If we do it this way, we can quite easily add some extra checks before connecting gateways such as limiting the total number of connections per IP, rate-limiting new connections per IP, or even queueing new connections per IP. We can also reduce the load on networks with require-registered-gateways, since we only have to lookup the gateway once when the "connection" starts instead of on every packet.

How do you propose to implement this?

  • Keep a map[RemoteAddr]*UDPConn instead of a map[EUI]*state
    • The lifetime is for as long as the connection doesn't time out, so we won't have to retry connecting a gateway on each UDP packet we receive.
    • The UDPConn has a buffered channel for raw UDP packets, so we have "natural" rate limiting and flood protection.
  • When the GS receives a UDP packet for an existing connection (it's in the map), it just writes the packet to the connection's channel for raw UDP packets.
    • After writing the entry to the channel, the GS can immediately continue reading the next UDP packet.
    • This should be done with a select, since the connection's buffered channel may be full and we still want to keep handling other connections.
  • When the GS receives a UDP packet for a new connection (not yet in the map), create a new entry in the map, and add the UDPConn to some "accept queue"
    • After adding the entry to the accept queue, the GS can immediately continue reading the next UDP packet.
    • We may want to have a configurable "rate limit" on the accept queue, maybe even per IP address.
    • We may want to have a configurable number of "accept handlers".
    • The accept handler unmarshals the packet, checks if the gateway is allowed to connect with unauthenticated UDP, perhaps checks an IP whitelist, checks if there are any existing connections for the gateway (using ID claims) and then starts a "read" goroutine (depending on result):
    • If the connection is accepted, the read routine reads from the raw UDP packet channel, unmarshals+checks the packet, ACKs it, applies rate limits, ... Then it passes the LoRa uplinks on to the existing s.packetCh from where it's distributed to a number of packet handlers.

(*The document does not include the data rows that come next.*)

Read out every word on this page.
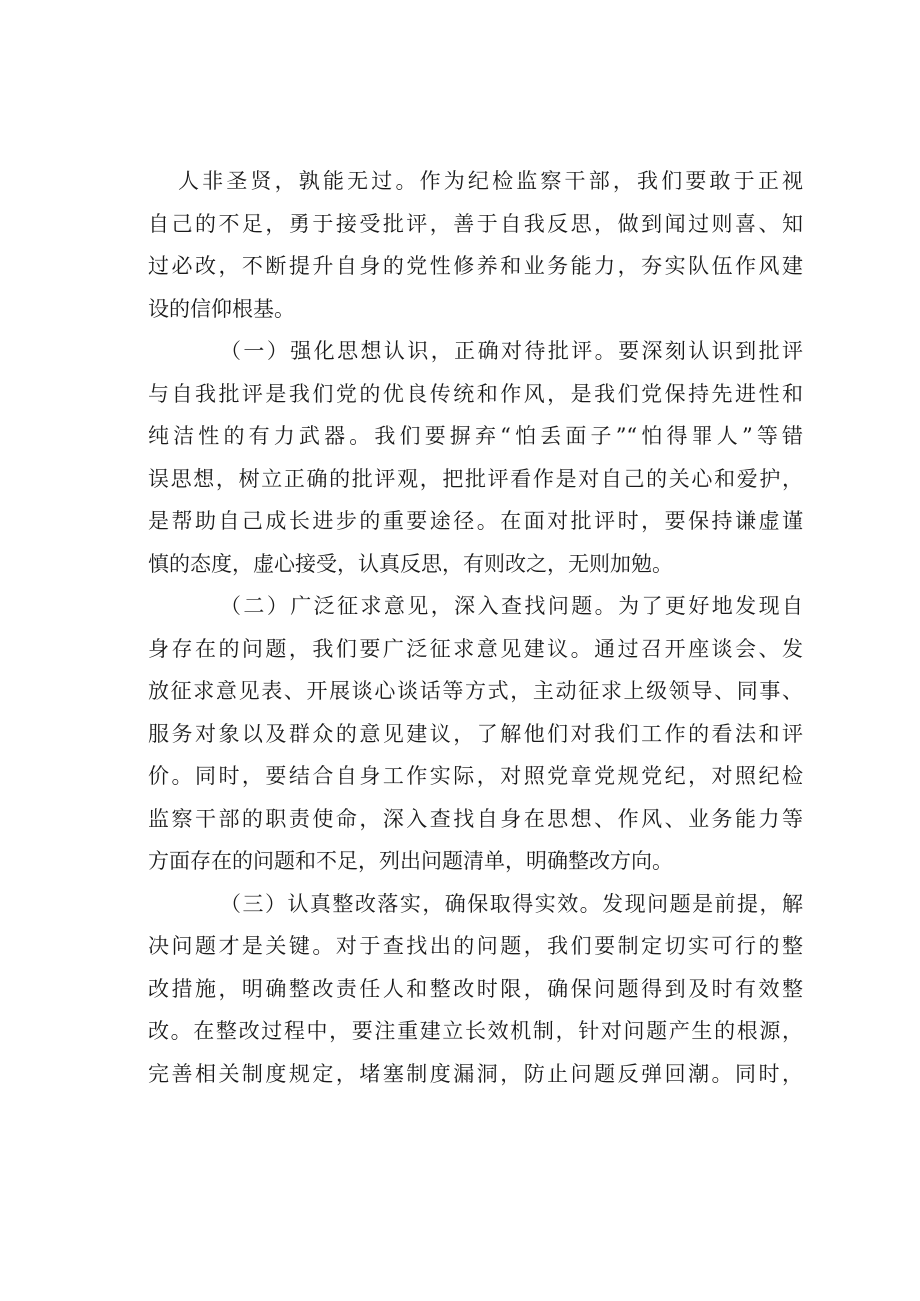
人非圣贤，孰能无过。作为纪检监察干部，我们要敢于正视
自己的不足，勇于接受批评，善于自我反思，做到闻过则喜、知
过必改，不断提升自身的党性修养和业务能力，夯实队伍作风建
设的信仰根基。

（一）强化思想认识，正确对待批评。要深刻认识到批评
与自我批评是我们党的优良传统和作风，是我们党保持先进性和
纯洁性的有力武器。我们要摒弃“怕丢面子”“怕得罪人”等错
误思想，树立正确的批评观，把批评看作是对自己的关心和爱护，
是帮助自己成长进步的重要途径。在面对批评时，要保持谦虚谨
慎的态度，虚心接受，认真反思，有则改之，无则加勉。

（二）广泛征求意见，深入查找问题。为了更好地发现自
身存在的问题，我们要广泛征求意见建议。通过召开座谈会、发
放征求意见表、开展谈心谈话等方式，主动征求上级领导、同事、
服务对象以及群众的意见建议，了解他们对我们工作的看法和评
价。同时，要结合自身工作实际，对照党章党规党纪，对照纪检
监察干部的职责使命，深入查找自身在思想、作风、业务能力等
方面存在的问题和不足，列出问题清单，明确整改方向。

（三）认真整改落实，确保取得实效。发现问题是前提，解
决问题才是关键。对于查找出的问题，我们要制定切实可行的整
改措施，明确整改责任人和整改时限，确保问题得到及时有效整
改。在整改过程中，要注重建立长效机制，针对问题产生的根源，
完善相关制度规定，堵塞制度漏洞，防止问题反弹回潮。同时，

      • Added benefit: moving unmarshaling out of the "main" reader increases paralellism :rocket:
    • If the connection is rejected, the read routine drops all packets and perhaps retries the "connect" once in a while. In the future it could even add some firewall rule to (temporarily) block the conn at kernel level.
    • Both of these goroutines also have a timeout that cleans up the connection if it's inactive for too long.